Rather than write much of the server software from scratch, we chose to implement WF-CRAN on top of Sonatype Nexus by writing a CRAN Nexus plugin. Together with an internally developed CRAN Maven plugin, new packages and package versions can easily be deployed by navigating to the directory containing the package and running the command mvn deploy. Maven and our Maven CRAN plugin are then responsible for running the R CMD build command to create the package source archive and uploading this to WF-CRAN. The Nexus plugin then creates the repository structure and PACKAGES file for the new versioned snapshot of the repository by parsing the package DESCRIPTION files and creating symlinks to the latest versions of each package. We currently only upload the package source to WF-CRAN and so all packages must be installed from source. This is made the default for install.packages by setting

options(pkgType = “source”)

in each user’s .Rprofile.

Source Control Of Packages

The source for the packages themselves are kept in Git repositories. We have multiple repositories containing R packages, with each repository containing packages that support a set of related use cases, such as research or business analytics. We also have a repository that holds the source code for all of the third-party packages we use. This allows us to document which packages we depend on and to explicitly approve the use of new third-party packages by code reviewing the addition of the packages to the third-party repository. Although packages are contained in multiple repositories, once the packages are deployed to WF-CRAN, they can all be installed and loaded using the built-in R functions such as install.packages and library.
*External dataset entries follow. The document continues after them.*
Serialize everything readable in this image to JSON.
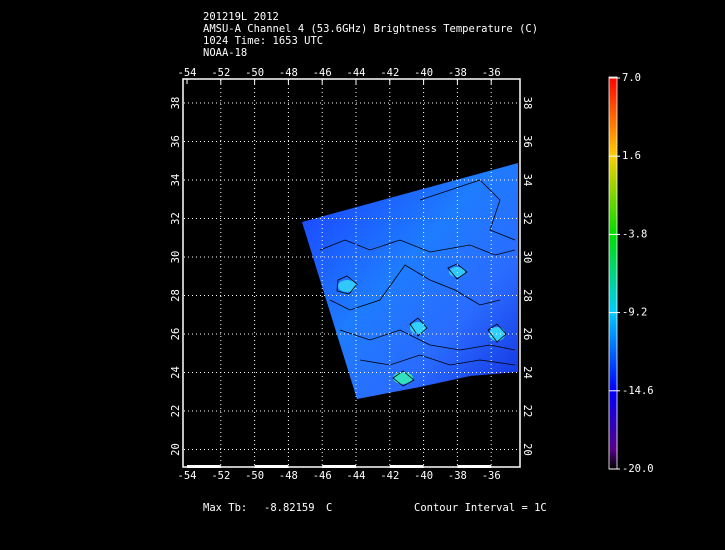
{
  "header": {
    "lines": [
      "201219L 2012",
      "AMSU-A Channel 4 (53.6GHz) Brightness Temperature (C)",
      "1024 Time: 1653 UTC",
      "NOAA-18"
    ]
  },
  "map": {
    "lon_labels": [
      "-54",
      "-52",
      "-50",
      "-48",
      "-46",
      "-44",
      "-42",
      "-40",
      "-38",
      "-36"
    ],
    "lat_labels": [
      "38",
      "36",
      "34",
      "32",
      "30",
      "28",
      "26",
      "24",
      "22",
      "20"
    ]
  },
  "colorbar": {
    "labels": [
      "7.0",
      "1.6",
      "-3.8",
      "-9.2",
      "-14.6",
      "-20.0"
    ]
  },
  "footer": {
    "max_label": "Max Tb:",
    "max_value": "-8.82159",
    "unit": "C",
    "contour": "Contour Interval = 1C"
  }
}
With this setup, the workflow for adding or modifying a package in WF-CRAN is:

  1. Create a branch in the Git repo containing the package
  2. Have the change code reviewed
  3. Merge to master and run mvn deploy

WF-Checkpoint

One of the main motivations for WF-CRAN was enabling verifiably reproducible research and analysis. The versioned repository structure of WF-CRAN enables this by allowing us to explicitly specify the version of the repository used in a script. We do this using an approach similar to that of Revolution Analytics’ Reproducible R Toolkit and checkpoint package. Revolution Analytics’ approach involves taking a daily snapshot of CRAN and making these snapshots available through their checkpoint-server. In a script, the checkpoint function is used to specify which daily snapshot of CRAN to use.

library(checkpoint)
checkpoint(“2015-01-01”)

The checkpoint package then analyzes the script to find all of the package dependencies and installs these to a local directory using the versions from the specified snapshot date. The script is then run using these packages.

At Wealthfront, we developed a similar package, WFCheckpoint, that takes a version number rather than a snapshot date as an argument and uses the packages for the specified repository version to run the script. For example, to run a script using packages from version 1.81 of WF-CRAN, the following can be added to the top of the script:

library(WFCheckpoint)
checkpoint(“1.81”)

The WFCheckpoint package, together with WF-CRAN, thus allows us to easily reproduce the results of any research or analysis.

How This Has Helped Us

As a data-driven and research-intensive company, our culture and success is built on producing high quality and reproducible research and analysis. WF-CRAN and WFCheckpoint have allowed us to bring our rigorous engineering practices to R, enabling more scalable backtests, sophisticated and interactive dashboards, and more unified development environment for research.

At Wealthfront, we strive to constantly improve the investment products and services we provide to our clients and WF-CRAN and WFCheckpoint are just a few examples of the tools we have developed at Wealthfront that enable us to do so.